Huh. Susan, that started a very interesting series of thoughts and mental ramblings. Thank you, ma'am. I spent a bit of time last night thinking about it, and discovered that the more memorable characters I've written were basically very clear emotionally in my head before I ever started, but that the more interesting bits showed up as I went along and got more familiar with them, and that I very often will ask them those bits in my own head as I'm working.


Connie Neil - Mar 08, 2005 6:39:03 am PST #396 of 10001
brillig

Challenge to Deb: write a likeable Tory. Think of the gushing reviews you'll get.


deborah grabien - Mar 08, 2005 6:56:35 am PST #397 of 10001
It really doesn't matter. It's just an opinion. Don't worry about it. Not worth the hassle.

Challenge to Deb: write a likeable Tory.

Not sure the gushing reviews would be worth the repeated times I'd be struck by lightning, or the eternity in Hell I'd be sentenced to.

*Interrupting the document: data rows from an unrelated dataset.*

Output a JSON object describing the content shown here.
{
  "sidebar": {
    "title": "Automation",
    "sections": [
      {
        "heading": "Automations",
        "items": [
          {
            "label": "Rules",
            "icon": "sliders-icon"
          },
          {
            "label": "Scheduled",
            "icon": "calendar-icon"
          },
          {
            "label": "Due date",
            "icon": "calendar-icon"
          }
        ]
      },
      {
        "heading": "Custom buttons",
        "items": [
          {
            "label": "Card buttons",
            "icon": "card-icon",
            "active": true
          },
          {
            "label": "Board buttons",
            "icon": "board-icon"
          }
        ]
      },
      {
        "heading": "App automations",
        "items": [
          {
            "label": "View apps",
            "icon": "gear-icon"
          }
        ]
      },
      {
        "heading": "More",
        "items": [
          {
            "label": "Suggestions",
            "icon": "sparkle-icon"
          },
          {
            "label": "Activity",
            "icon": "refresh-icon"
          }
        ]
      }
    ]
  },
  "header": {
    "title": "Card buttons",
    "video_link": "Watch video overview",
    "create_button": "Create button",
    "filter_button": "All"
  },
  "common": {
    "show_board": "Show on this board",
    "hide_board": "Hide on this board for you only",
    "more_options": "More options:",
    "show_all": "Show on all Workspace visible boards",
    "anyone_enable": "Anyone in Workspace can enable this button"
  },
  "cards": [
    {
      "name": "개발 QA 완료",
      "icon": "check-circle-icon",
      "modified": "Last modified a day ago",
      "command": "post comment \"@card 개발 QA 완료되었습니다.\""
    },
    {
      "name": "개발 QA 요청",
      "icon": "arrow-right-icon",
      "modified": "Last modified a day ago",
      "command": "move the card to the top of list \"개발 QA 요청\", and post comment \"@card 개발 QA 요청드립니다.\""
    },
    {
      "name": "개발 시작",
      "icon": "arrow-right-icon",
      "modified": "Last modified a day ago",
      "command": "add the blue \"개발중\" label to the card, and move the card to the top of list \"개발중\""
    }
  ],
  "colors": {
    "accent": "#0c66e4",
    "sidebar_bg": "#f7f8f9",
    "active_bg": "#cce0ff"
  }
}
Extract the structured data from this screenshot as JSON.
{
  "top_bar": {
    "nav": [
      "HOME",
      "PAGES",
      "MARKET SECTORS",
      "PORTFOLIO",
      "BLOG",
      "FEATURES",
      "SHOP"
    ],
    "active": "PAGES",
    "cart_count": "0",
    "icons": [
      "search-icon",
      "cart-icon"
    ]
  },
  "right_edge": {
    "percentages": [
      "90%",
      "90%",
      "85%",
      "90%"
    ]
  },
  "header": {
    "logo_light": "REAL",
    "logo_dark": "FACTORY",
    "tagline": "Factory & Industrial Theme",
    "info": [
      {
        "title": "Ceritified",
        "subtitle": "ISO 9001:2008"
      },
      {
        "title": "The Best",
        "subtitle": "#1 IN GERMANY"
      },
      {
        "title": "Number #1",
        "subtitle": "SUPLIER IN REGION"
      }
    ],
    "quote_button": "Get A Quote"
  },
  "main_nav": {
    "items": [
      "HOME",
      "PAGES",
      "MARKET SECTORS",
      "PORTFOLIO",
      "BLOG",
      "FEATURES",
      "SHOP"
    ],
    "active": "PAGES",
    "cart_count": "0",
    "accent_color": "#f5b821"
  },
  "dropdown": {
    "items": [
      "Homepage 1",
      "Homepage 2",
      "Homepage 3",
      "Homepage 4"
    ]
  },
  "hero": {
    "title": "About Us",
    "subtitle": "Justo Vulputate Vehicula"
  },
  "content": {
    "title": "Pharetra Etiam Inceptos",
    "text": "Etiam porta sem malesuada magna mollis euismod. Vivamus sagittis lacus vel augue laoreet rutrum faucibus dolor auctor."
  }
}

In fact, I nearly did - Albert Wychsale started out as a Tory, but he's essentially far too much of a humanist to toe the party line. So I settled for having him make shameless use of his position and power when the cause demands it.

And BTW, my editor, an 86-year-old leftist secular humanist, says Albert's her favourite character in this series, because he' so surprising, for who he is.


erikaj - Mar 08, 2005 11:05:52 am PST #398 of 10001
I'm a fucking amazing catch!--Fiona Gallagher, Shameless(US)

31 and holding... I thought I’d be Murphy Brown by now, asking the questions that make politicians cry. Now I e-mail the politicians, and ask the questions that make me cry. I thought by now I’d be a big novelist, but this month I finally stopped typing “my book” like that. I thought I’d be doing some foreign guy whose guts my dad would hate. Now the closest to sexual holding I get is my breath when I send out some smut. When I was eighteen, I held my breath until I didn’t live with Mom anymore. Now I hold my breath over her mammograms. I can’t hold a happy thought for as long as my righteous rage...which means I can’t hold back.